Rees-Mogg's Brexit Blueprint Was Open to a Second Referendum
(Bloomberg) -- A second referendum; Passport checks between Britain and Ireland; A Norway-style relationship with the European Union. These are all options floated in a four-year-old document which leading Brexit-backer Jacob Rees-Mogg cited on Friday as the basis of his plans for leaving the EU.
The Conservative member of Parliament and chairman of the anti-EU European Research Group used an article in the Sun newspaper to hit back at European Council President Donald Tusk, who said this week there’s a “special place in hell” for Britain’s Brexit campaigners.

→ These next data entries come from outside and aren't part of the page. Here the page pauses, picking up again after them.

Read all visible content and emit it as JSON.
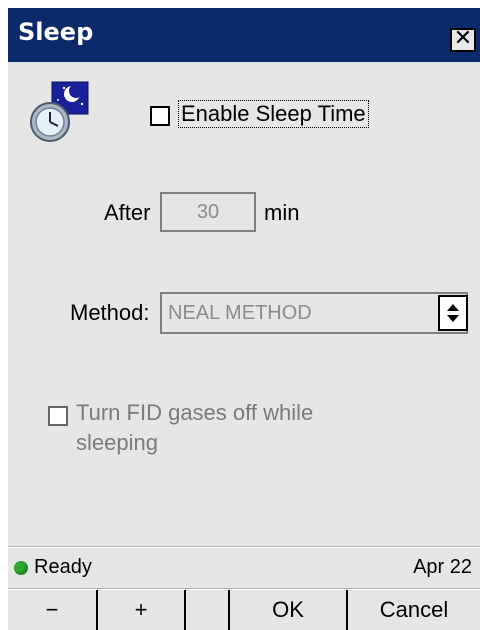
{
  "window": {
    "title": "Sleep",
    "close_glyph": "✕"
  },
  "icon": {
    "name": "sleep-clock-icon"
  },
  "enable_sleep": {
    "label": "Enable Sleep Time",
    "checked": false
  },
  "after": {
    "label": "After",
    "value": "30",
    "unit": "min"
  },
  "method": {
    "label": "Method:",
    "value": "NEAL METHOD"
  },
  "fid_gases": {
    "line1": "Turn FID gases off while",
    "line2": "sleeping",
    "checked": false
  },
  "status": {
    "text": "Ready",
    "date": "Apr 22",
    "indicator_color": "#2fa82f"
  },
  "buttons": {
    "minus": "−",
    "plus": "+",
    "ok": "OK",
    "cancel": "Cancel"
  },
  "colors": {
    "titlebar": "#0b2a6b",
    "panel": "#e6e6e6"
  }
}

“His claim we do not have a plan just is false,” Rees-Mogg wrote, citing “Change or Go,” a 2015 book produced by the people behind the Leave campaign. “The ERG has continued to develop these ideas.”

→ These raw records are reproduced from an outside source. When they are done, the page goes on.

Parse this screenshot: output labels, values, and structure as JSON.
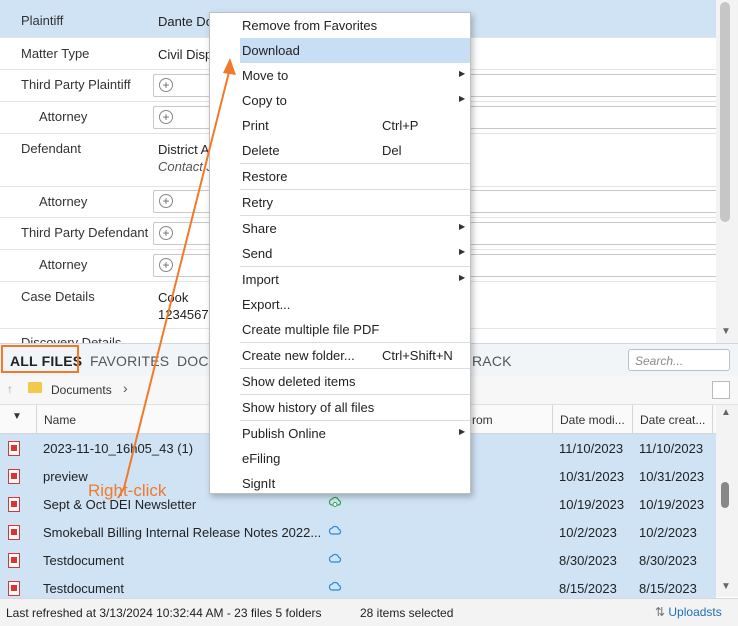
{
  "details": {
    "plaintiff_label": "Plaintiff",
    "plaintiff_value": "Dante Do",
    "matter_type_label": "Matter Type",
    "matter_type_value": "Civil Disp",
    "third_party_plaintiff_label": "Third Party Plaintiff",
    "attorney_label": "Attorney",
    "defendant_label": "Defendant",
    "defendant_value": "District A",
    "defendant_contact": "Contact J",
    "third_party_defendant_label": "Third Party Defendant",
    "case_details_label": "Case Details",
    "case_details_line1": "Cook",
    "case_details_line2": "12345678",
    "discovery_label": "Discovery Details",
    "add_icon": "plus-circle-icon"
  },
  "tabs": {
    "all_files": "ALL FILES",
    "favorites": "FAVORITES",
    "docu_partial": "DOCU",
    "track_partial": "RACK",
    "search_placeholder": "Search..."
  },
  "breadcrumb": {
    "folder": "Documents"
  },
  "table": {
    "columns": {
      "name": "Name",
      "from": "rom",
      "date_modified": "Date modi...",
      "date_created": "Date creat..."
    },
    "rows": [
      {
        "name": "2023-11-10_16h05_43 (1)",
        "modified": "11/10/2023",
        "created": "11/10/2023",
        "icon": "pdf-icon",
        "sync": ""
      },
      {
        "name": "preview",
        "modified": "10/31/2023",
        "created": "10/31/2023",
        "icon": "pdf-icon",
        "sync": ""
      },
      {
        "name": "Sept & Oct DEI Newsletter",
        "modified": "10/19/2023",
        "created": "10/19/2023",
        "icon": "pdf-icon",
        "sync": "cloud-sync-icon"
      },
      {
        "name": "Smokeball Billing Internal Release Notes 2022...",
        "modified": "10/2/2023",
        "created": "10/2/2023",
        "icon": "pdf-icon",
        "sync": "cloud-icon"
      },
      {
        "name": "Testdocument",
        "modified": "8/30/2023",
        "created": "8/30/2023",
        "icon": "pdf-icon",
        "sync": "cloud-icon"
      },
      {
        "name": "Testdocument",
        "modified": "8/15/2023",
        "created": "8/15/2023",
        "icon": "pdf-icon",
        "sync": "cloud-icon"
      }
    ]
  },
  "status": {
    "left": "Last refreshed at 3/13/2024 10:32:44 AM  -  23 files  5 folders",
    "mid": "28 items selected",
    "right": "Uploadsts"
  },
  "menu": {
    "items": [
      {
        "label": "Remove from Favorites",
        "shortcut": "",
        "submenu": false
      },
      {
        "label": "Download",
        "shortcut": "",
        "submenu": false,
        "highlighted": true
      },
      {
        "label": "Move to",
        "shortcut": "",
        "submenu": true
      },
      {
        "label": "Copy to",
        "shortcut": "",
        "submenu": true
      },
      {
        "label": "Print",
        "shortcut": "Ctrl+P",
        "submenu": false
      },
      {
        "label": "Delete",
        "shortcut": "Del",
        "submenu": false
      },
      {
        "label": "Restore",
        "shortcut": "",
        "submenu": false
      },
      {
        "label": "Retry",
        "shortcut": "",
        "submenu": false
      },
      {
        "label": "Share",
        "shortcut": "",
        "submenu": true
      },
      {
        "label": "Send",
        "shortcut": "",
        "submenu": true
      },
      {
        "label": "Import",
        "shortcut": "",
        "submenu": true
      },
      {
        "label": "Export...",
        "shortcut": "",
        "submenu": false
      },
      {
        "label": "Create multiple file PDF",
        "shortcut": "",
        "submenu": false
      },
      {
        "label": "Create new folder...",
        "shortcut": "Ctrl+Shift+N",
        "submenu": false
      },
      {
        "label": "Show deleted items",
        "shortcut": "",
        "submenu": false
      },
      {
        "label": "Show history of all files",
        "shortcut": "",
        "submenu": false
      },
      {
        "label": "Publish Online",
        "shortcut": "",
        "submenu": true
      },
      {
        "label": "eFiling",
        "shortcut": "",
        "submenu": false
      },
      {
        "label": "SignIt",
        "shortcut": "",
        "submenu": false
      }
    ]
  },
  "annotation": {
    "label": "Right-click",
    "color": "#f07a2a"
  },
  "colors": {
    "selection": "#cfe3f5",
    "menu_highlight": "#c8def4",
    "accent": "#f07a2a",
    "link": "#1d6fb8"
  }
}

The 1,000 page book had little to say about the biggest issue Brexit negotiators are wrestling with: how to manage Northern Ireland’s border once it becomes the U.K.’s new land frontier with the EU. Ireland itself gets a single mention in the index, and that’s for a section on energy markets.
The final 27 pages of the book are given over to answering common questions about Brexit, and reveal just how much Brexiteer thinking has shifted.
In answer to the first question -- “What do we mean by ‘leaving the EU’?” -- the book suggests options including “becoming a European Economic Area member like Norway.” That position is now anathema to Brexiteers, whose views have hardened on what leaving means as negotiations have continued.
The subject of EEA membership comes up again in a section on what should happen if Britain reaches the end of the two-year Brexit negotiations without a deal. “One option is that negotiators may agree to extend the two-year deadline,” it reads. “Another is that the U.K. is ‘parked’ inside the EEA while outstanding issues are resolved.”
Both of these options have now be ruled out by the ERG as attempts to “frustrate Brexit.”
A border issue does come up in the questions section, though it’s not the one that’s causing so many problems in negotiations. On the U.K.’s Common Travel Area with Ireland, the book suggests that if Ireland were to “open up its borders” to the EU, “the likely end result would be the British government introducing passport checks on mainland ports.” The ERG currently rejects the idea of border checks on the Irish Sea.
Then there’s Question 211: “If the U.K. votes Out, would there be another referendum?” Though the book points out this is “very unlikely,” it adopts a noticeably more compromising tone than the ERG does now: “This would be a matter for the U.K. Parliament.”
Rees-Mogg didn’t immediately respond to messages seeking comment.